There are however some stocks (not counting ETF's) that are relatively diversified by definition, because the underlying companies comprise businesses of various types. General Electric (GE) is one such company. Berkshire Hathaway (BRK) is another, headed by the famed Warren Buffet. There is however one problem (at least for the average investor) buying shares in Berkshire Hathaway. Today's closing share price of that stock was $100,000. Now that's a tidy sum, putting the stock well beyond the affordability levels of many investors who would want to own a piece of this conglomerate.

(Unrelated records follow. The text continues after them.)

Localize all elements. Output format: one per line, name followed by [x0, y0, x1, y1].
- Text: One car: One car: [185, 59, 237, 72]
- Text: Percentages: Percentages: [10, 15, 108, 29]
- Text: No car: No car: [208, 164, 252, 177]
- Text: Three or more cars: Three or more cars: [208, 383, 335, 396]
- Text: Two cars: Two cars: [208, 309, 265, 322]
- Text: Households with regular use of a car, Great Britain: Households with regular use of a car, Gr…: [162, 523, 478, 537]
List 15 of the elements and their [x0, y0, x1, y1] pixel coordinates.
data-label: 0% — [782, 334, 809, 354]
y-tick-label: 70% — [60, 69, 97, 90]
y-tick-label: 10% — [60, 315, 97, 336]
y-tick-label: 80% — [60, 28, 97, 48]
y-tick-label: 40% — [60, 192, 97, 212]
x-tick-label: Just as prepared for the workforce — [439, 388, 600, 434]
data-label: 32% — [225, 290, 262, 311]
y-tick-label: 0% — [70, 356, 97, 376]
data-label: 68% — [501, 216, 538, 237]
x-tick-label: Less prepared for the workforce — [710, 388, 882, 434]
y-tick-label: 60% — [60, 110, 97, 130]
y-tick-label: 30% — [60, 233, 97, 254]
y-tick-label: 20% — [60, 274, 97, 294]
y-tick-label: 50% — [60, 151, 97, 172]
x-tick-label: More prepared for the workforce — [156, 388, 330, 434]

Most companies faced with surging stock prices choose to partake in what is known as a stock split. As an example, a company whose stock price has reached $100 per share, might opt for a 2-for-1 stock split where each share turns into two with the share price at $50. It's a zero sum game. It has no effect on the market capitalization of the stock, and the shareholders see no difference in the values of their holdings at the moment the stock is split.

The general rationale behind a stock split is that it makes owning the shares more affordable and therefore it attracts more demand. In some cases it does work as intended and the stock sometimes surges upward post-split. The increased volume also comes with the side-effect of volatility. Berkshire Hathaway, however, has decided that it can do without the volatility. I suspect most investors in that stock are institutional holdings (such as companies and mutual funds) or very wealthy individuals. Today the traded volume for BRK was a measly 690 shares, with the low and high of $99,900 and $100,250 respectively. No doubt the difference between the bid and ask prices were in the tens of dollars and not pennies as most stocks typically experience.

Just to compare, GE's closing prices today was $35.53 with a trading volume of 26,087,600 shares. Accounting for all the GE stock splits over the years, the stock's effective split works out to 4608-for-1. If GE had never split, its share price would be $163,722.24 today and the traded volume would be about 5661 shares. Adjusting GE's stock price to that of BRK, the volume works out to about 9268 shares for GE or about 13.5 times the BRK's traded volume. Okay, I admit this is totally unscientific and a stock's traded volume is more affected by the condition of the company, forecasts, analysis, and the mood of the investors, among other factors, than its price per share. But if we were to accept this piece of information as valid for the moment, the conclusion would be that splits do indeed create more interest in a stock. Now we'll just wait for Warren to declare a 10,000-for-1 split. Sure, I might buy a few Berkshire shares at $10 a piece.